Saturday, 26 January 2008

Democracy? No thanks says Brown

Below is a large extra from the 'Make Votes Count campaign on this week's review of voting in the UK. It doesn't look like the government will do anything to address the appalling lack of democracy in this country (see Toynbee's note about the gov't being decided by just 8000 voters - why do the rest of us bother???). The lack of representation is possibly one of the biggest travesties that this country suffers.


From MVC:-

The news you have all been waiting for. At last the Government's review of electoral systems has been published.
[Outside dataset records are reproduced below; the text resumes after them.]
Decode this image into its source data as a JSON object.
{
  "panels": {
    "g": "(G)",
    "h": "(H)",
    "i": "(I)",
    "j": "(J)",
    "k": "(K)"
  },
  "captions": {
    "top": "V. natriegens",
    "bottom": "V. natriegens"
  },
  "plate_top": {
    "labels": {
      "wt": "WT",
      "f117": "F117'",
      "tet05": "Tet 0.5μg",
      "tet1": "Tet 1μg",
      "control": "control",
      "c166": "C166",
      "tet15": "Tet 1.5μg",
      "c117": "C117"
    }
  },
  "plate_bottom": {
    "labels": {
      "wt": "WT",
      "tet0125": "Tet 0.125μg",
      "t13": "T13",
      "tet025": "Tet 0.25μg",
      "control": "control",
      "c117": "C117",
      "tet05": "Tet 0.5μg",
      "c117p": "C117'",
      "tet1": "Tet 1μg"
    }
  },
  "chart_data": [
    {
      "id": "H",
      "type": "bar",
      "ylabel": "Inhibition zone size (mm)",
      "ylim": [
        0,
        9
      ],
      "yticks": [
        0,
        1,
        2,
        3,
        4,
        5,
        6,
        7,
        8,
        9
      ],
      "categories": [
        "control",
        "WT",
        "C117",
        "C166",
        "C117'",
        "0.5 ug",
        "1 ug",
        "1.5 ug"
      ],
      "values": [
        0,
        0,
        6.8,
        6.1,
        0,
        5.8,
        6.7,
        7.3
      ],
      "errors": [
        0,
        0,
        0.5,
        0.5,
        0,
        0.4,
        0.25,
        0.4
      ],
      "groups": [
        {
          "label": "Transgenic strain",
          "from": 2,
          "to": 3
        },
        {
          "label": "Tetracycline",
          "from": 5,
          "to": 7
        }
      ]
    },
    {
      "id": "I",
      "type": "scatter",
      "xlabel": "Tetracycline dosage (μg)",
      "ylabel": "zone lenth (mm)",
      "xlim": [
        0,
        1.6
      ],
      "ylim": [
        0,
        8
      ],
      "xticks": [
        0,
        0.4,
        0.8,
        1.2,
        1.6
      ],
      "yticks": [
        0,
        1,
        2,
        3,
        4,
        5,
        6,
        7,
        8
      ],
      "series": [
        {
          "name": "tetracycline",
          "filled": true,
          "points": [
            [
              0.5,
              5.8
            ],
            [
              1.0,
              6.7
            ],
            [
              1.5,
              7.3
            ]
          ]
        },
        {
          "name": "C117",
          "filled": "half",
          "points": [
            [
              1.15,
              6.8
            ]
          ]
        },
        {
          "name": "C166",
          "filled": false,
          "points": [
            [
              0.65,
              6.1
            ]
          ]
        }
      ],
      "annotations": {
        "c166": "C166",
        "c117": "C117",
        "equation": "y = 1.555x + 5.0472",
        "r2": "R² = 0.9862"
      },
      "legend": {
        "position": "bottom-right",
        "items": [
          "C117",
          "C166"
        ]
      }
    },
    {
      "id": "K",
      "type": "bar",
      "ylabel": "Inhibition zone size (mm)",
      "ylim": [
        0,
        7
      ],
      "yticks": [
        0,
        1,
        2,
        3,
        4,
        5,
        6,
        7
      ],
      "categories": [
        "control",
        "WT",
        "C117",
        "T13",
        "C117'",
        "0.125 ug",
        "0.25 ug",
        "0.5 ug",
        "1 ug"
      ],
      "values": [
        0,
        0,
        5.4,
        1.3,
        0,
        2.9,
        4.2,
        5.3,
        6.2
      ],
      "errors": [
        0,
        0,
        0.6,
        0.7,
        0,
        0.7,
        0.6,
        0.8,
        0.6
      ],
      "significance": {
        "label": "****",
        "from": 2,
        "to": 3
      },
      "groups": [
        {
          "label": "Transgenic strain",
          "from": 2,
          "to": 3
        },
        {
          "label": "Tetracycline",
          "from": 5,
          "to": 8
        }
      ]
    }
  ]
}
It arrived yesterday without a flourish, a mere written ministerial statement and a few extra quotes from the Justice Minister Michael Wills in a slyly spun press release. The full report is available online (pdf). We have also created a facility for you to read, add your comments and discuss the main parts of the report here. The finishing touches are being made to our campaign website and response and you will get another email from me next week about that. In the meantime ....
The headline response from MVC:
We had not expected the review itself to be much different from what was published on Thursday. What has taken us by surprise, disappointed, even angered, us - and will hopefully galvanise all of us in our campaigning efforts over the coming weeks and months - is the Government's determination to downplay what is actually in the report and close down opportunities for the public to have their say. Voting matters and so do the systems used. Yet the Government no longer seems to care about voters' real world experiences and opinions of elections. That was certainly the impression given by Michael Wills when he claimed (in his Department's press release) that the "current voting system for UK general elections works well". The voting system may be working well for him and other MPs, but not necessarily for voters. He would struggle to substantiate that claim - either from polling data or from the review itself - if he was looking at the issue more objectively from the voters' perspective. The Government is in danger of treating voters with contempt, by not going beyond the academic exercise of the review and now shutting out parlimentary and public debate. For us "democracy isn't deskbound". Together we need to push the Ministry of Justice to take the debate beyond Westminster and the confines of parties and politicians who have a vested interest in the status quo. And we need to encourage Gordon Brown to show the leadership needed to take this issue forward and help realise the new politics that he has said he is keen to usher in.
The good news:
(i) the review itself is generally even-handed and there are plenty of positives about PR systems in the report. Lewis Baston (ERS) has picked out some of these in a 2-page initial assessment of the review, which you can read online.
(ii) officially at any rate, everything still remains on the table - there were no recommendations in the review. So in a hung parliament situation the review can be taken down from the shelf and used as cover for any deals on electoral reform that might be discussed.
(iii) the review is "a contribution to the debate" - so that is licence for us to make a noise and input our views
(iv) Both Harriet Harman and Gordon Brown's official spokesperson reaffirmed the Government's commitment to a referendum before any reform of the Commons is introduced.
The bad news:
(i) No Oral Statement in the Commons to accompany the review's publication.
(ii) Harriet Harman in Business Questions did not commit any Government time for a debate. Instead she went as far as to say any debate should be initiated by the opposition.
(iii) There was no process mentioned or offered by Michael Wills to continue the debate or keep the process open.
(iv) Lords reform is not just the priority for the Government, but also they do not want to discuss reforming the Commons until after the Lords electoral system has been decided and is in place (and one suspects has had several elections to bed in and be reviewed .....)
Media coverage:

Polly Toynbee in the Guardian:
"Alas, in the same week Labour kicked away one great chance to restore some connection between people and politics. Dust was blown off the long-avoided review of electoral systems, which was slid into the House of Commons library on Hain resignation day with no recommendations and only a terse statement: 'The government has no plans to change the voting system for elections to the House of Commons.' So just 8,000 swing voters in key marginals decided this June 2010 election. Too late for Labour to rue the day its miserable tribalism threw away the chance to reshape politics and allow more parties into parliament, wrecking a chance to ally with the Lib Dems. If turnout was dismal in this election, it was hard to detect the difference between parties ya-booing the louder the more they pretended to be the same."